Posted on 11/06/2022 3:07:06 PM PST by CheshireTheCat
On this date in 1600, the emergent Tokugawa Shogunate beheaded three men as rebels in Kyoto after they lost one of the pivotal battles in Japanese history.
The Battle of Sekigahara, on Oct. 21 of that same year, had pitted the shogunate’s founder Tokugawa Ieyasu against a coalition known as the Western Army.
This was the culmination of Japan’s bloody process of national unification.
The preceding ruler, Toyotomi Hideyoshi, had more or less unified Japan under central authority to end a century of civil war. But when Hideyoshi shuffled off leaving a five-year-old heir, a squabbling coterie of regents began elbowing for position.
The political scene eventually crystallized into one of those regents — the said Tokugawa Ieyasu — against all the others.

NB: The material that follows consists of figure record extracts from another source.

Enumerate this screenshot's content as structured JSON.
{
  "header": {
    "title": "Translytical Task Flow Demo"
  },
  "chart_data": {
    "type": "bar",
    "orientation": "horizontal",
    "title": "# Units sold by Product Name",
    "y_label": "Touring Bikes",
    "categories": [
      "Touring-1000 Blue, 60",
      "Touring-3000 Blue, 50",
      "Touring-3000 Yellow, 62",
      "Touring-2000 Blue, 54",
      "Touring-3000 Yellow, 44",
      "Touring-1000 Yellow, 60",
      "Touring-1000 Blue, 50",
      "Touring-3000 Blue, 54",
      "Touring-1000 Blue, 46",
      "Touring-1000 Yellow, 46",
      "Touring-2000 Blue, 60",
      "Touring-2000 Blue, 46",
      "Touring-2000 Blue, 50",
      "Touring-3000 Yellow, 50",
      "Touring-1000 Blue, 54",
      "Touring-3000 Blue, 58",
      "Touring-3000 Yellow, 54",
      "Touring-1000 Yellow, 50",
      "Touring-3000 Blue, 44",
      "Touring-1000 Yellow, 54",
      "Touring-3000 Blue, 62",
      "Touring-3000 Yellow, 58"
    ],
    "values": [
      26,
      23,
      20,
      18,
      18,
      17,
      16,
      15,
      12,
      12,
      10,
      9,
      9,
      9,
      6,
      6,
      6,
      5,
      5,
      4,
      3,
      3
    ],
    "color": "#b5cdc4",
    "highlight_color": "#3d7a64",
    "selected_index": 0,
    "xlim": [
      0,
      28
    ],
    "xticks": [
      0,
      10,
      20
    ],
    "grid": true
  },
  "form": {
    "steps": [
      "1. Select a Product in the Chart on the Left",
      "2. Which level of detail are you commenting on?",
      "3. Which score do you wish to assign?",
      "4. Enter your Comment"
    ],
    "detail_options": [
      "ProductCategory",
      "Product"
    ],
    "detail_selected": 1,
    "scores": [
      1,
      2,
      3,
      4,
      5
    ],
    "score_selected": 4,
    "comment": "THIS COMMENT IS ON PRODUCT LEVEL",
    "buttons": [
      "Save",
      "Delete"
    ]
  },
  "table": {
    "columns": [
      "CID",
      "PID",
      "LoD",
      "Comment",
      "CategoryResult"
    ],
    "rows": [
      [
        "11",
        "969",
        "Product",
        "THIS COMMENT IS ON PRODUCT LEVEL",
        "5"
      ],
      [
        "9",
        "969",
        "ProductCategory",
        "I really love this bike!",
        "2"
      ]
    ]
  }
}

Give yourself a gold star if you guessed that the guys who had their heads lopped off by the Tokugawa Shogunate played for the “all others” team....
(Excerpt) Read more at executedtoday.com ...
Also executed on this day was Ali Kemal in 1922.
http://www.executedtoday.com/2016/11/06/1922-ali-kemal/
…Kemal happens to be the great-grandfather of British pol Boris Johnson…
Tokugawa Ieyasu sacrificed his own son for political purposes.
Tokugawa ate the cake that Hideyoshi baked and that Nobunaga had made.